Richings English Opera: The Bohemian Girl

Event Information

Venue(s):
Academy of Music

Manager / Director:
Caroline Richings

Event Type:
Opera

Record Information

Status:
Published

Last Updated:
14 August 2018

Performance Date(s) and Time(s)

04 Jan 1868, Evening

Performers and/or Works Performed

Citations

1)
Announcement: New York Clipper, 04 January 1868, 310.
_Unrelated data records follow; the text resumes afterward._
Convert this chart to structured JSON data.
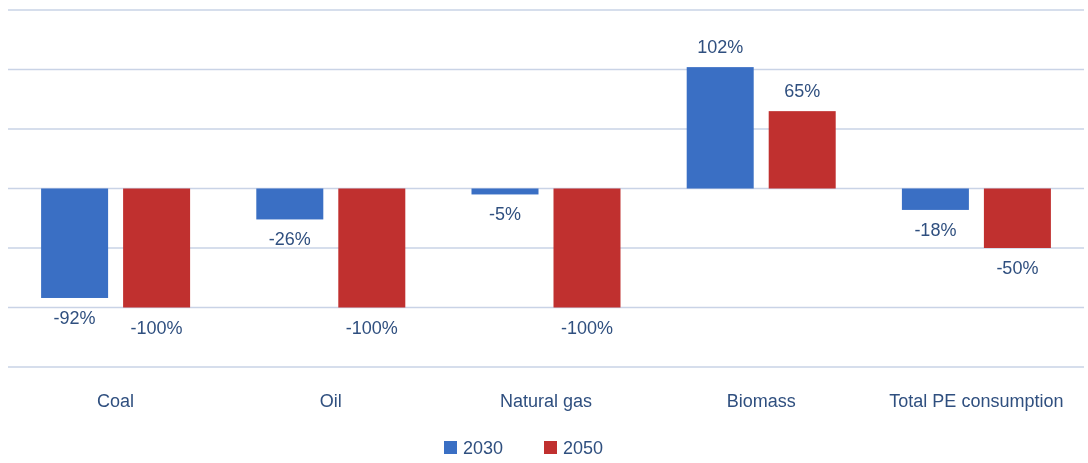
{
  "chart_data": {
    "type": "bar",
    "categories": [
      "Coal",
      "Oil",
      "Natural gas",
      "Biomass",
      "Total PE consumption"
    ],
    "series": [
      {
        "name": "2030",
        "color": "#3a6fc4",
        "values": [
          -92,
          -26,
          -5,
          102,
          -18
        ],
        "value_labels": [
          "-92%",
          "-26%",
          "-5%",
          "102%",
          "-18%"
        ]
      },
      {
        "name": "2050",
        "color": "#c0302f",
        "values": [
          -100,
          -100,
          -100,
          65,
          -50
        ],
        "value_labels": [
          "-100%",
          "-100%",
          "-100%",
          "65%",
          "-50%"
        ]
      }
    ],
    "ylim": [
      -150,
      150
    ],
    "yticks": [
      {
        "value": -150,
        "label": null
      },
      {
        "value": -100,
        "label": null
      },
      {
        "value": -50,
        "label": null
      },
      {
        "value": 0,
        "label": null
      },
      {
        "value": 50,
        "label": null
      },
      {
        "value": 100,
        "label": null
      },
      {
        "value": 150,
        "label": null
      }
    ],
    "tick_labels": "x",
    "grid": "y",
    "legend": "bottom"
  }
}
The Richings’ Opera Troupe inaugurate a season of English Opera at the Academy of Music this evening, with the production of ‘Crown Diamonds’ [sic]. This is decidedly the best organized English Opera Troupe that we have ever had in this country, including as it does among its members some of the best lyric artists to be found in the profession, and as it is composed of native talent, every encouragement should be shown it. We have had enough of the ‘foreign element.’ Miss Richings is recognized as one of the best prima donnas that sings in English opera, and Mrs. Seguin is another great favorite in this city, where she is better known as Zelda Harrison. Mr. Castle and Sher. Campbell are old favorites with the New York public, and are too well known for us to dwell upon their merits at present. There are others in the troupe who are good singers and clever actors.”

2)
Advertisement: New York Herald, 04 January 1868.
3)
Advertisement: New-York Times, 04 January 1868, 7.
4)
Review: New York Herald, 05 January 1868, 5.
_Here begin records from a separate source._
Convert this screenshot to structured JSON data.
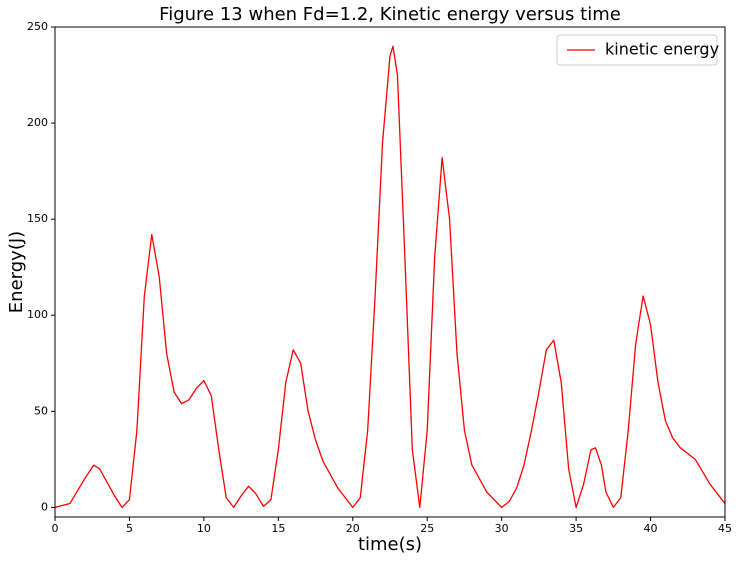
{
  "chart_data": {
    "type": "line",
    "title": "Figure 13 when Fd=1.2, Kinetic energy versus time",
    "xlabel": "time(s)",
    "ylabel": "Energy(J)",
    "x": [
      0,
      1,
      2,
      2.6,
      3,
      4,
      4.5,
      5,
      5.5,
      6,
      6.5,
      7,
      7.5,
      8,
      8.5,
      9,
      9.5,
      10,
      10.5,
      11,
      11.5,
      12,
      12.5,
      13,
      13.5,
      14,
      14.5,
      15,
      15.5,
      16,
      16.5,
      17,
      17.5,
      18,
      19,
      20,
      20.5,
      21,
      21.5,
      22,
      22.5,
      22.7,
      23,
      23.5,
      24,
      24.5,
      25,
      25.5,
      26,
      26.5,
      27,
      27.5,
      28,
      29,
      30,
      30.5,
      31,
      31.5,
      32,
      32.5,
      33,
      33.5,
      34,
      34.5,
      35,
      35.5,
      36,
      36.3,
      36.7,
      37,
      37.5,
      38,
      38.5,
      39,
      39.5,
      40,
      40.5,
      41,
      41.5,
      42,
      43,
      44,
      45
    ],
    "series": [
      {
        "name": "kinetic energy",
        "color": "#ff0000",
        "values": [
          0,
          2,
          15,
          22,
          20,
          6,
          0,
          4,
          40,
          110,
          142,
          120,
          80,
          60,
          54,
          56,
          62,
          66,
          58,
          30,
          5,
          0,
          6,
          11,
          7,
          0.5,
          4,
          30,
          65,
          82,
          75,
          50,
          35,
          24,
          10,
          0,
          5,
          40,
          110,
          190,
          235,
          240,
          225,
          130,
          30,
          0,
          40,
          130,
          182,
          150,
          80,
          40,
          22,
          8,
          0,
          3,
          10,
          22,
          40,
          60,
          82,
          87,
          65,
          20,
          0,
          12,
          30,
          31,
          22,
          8,
          0,
          5,
          40,
          85,
          110,
          95,
          65,
          45,
          36,
          31,
          25,
          12,
          2
        ]
      }
    ],
    "xlim": [
      0,
      45
    ],
    "xticks": [
      0,
      5,
      10,
      15,
      20,
      25,
      30,
      35,
      40,
      45
    ],
    "ylim": [
      -5,
      250
    ],
    "yticks": [
      0,
      50,
      100,
      150,
      200,
      250
    ],
    "grid": false,
    "legend": "upper right"
  }
}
“When, with Dickens on one side and the Circus on the other, and in the midst of the various other nightly attractions which divide the honors of the town, we find the Richings English opera troupe at the Academy of Music, without any special trumpeting, drawing substantial houses, of which the Italian opera would have been proud, there must be some substantial merit in these English operas and in this English opera company. So there is, as was most satisfactorily proved last (Saturday) evening in the rendering of that ever charming, ever new musical drama of the ‘Bohemian Girl.’ Castle, the tenor, has a sweet, melodious voice; Campbell, the baritone, has a full, round, capacious voice, equally good, and both have evidently gone through the severe ordeal of careful study and practice. Of Miss Richings we need only say that since the departure from our shores of Louisa Pyne we have had no English opera prima donna to dispute her ascendancy as a singer, while as an actress she is the superior even of the English nightingale. In the mounting and in all the accessories, choruses, processions, equipments, etc., the spacious stage of the Academy affords a finer opportunity for the English opera than it has at any time heretofore possessed in this city for pictorial effects, and the advantages thus offered have been appropriated, so that in every point of view the English opera, as now done at the Academy, is better this time than we have ever had it before.”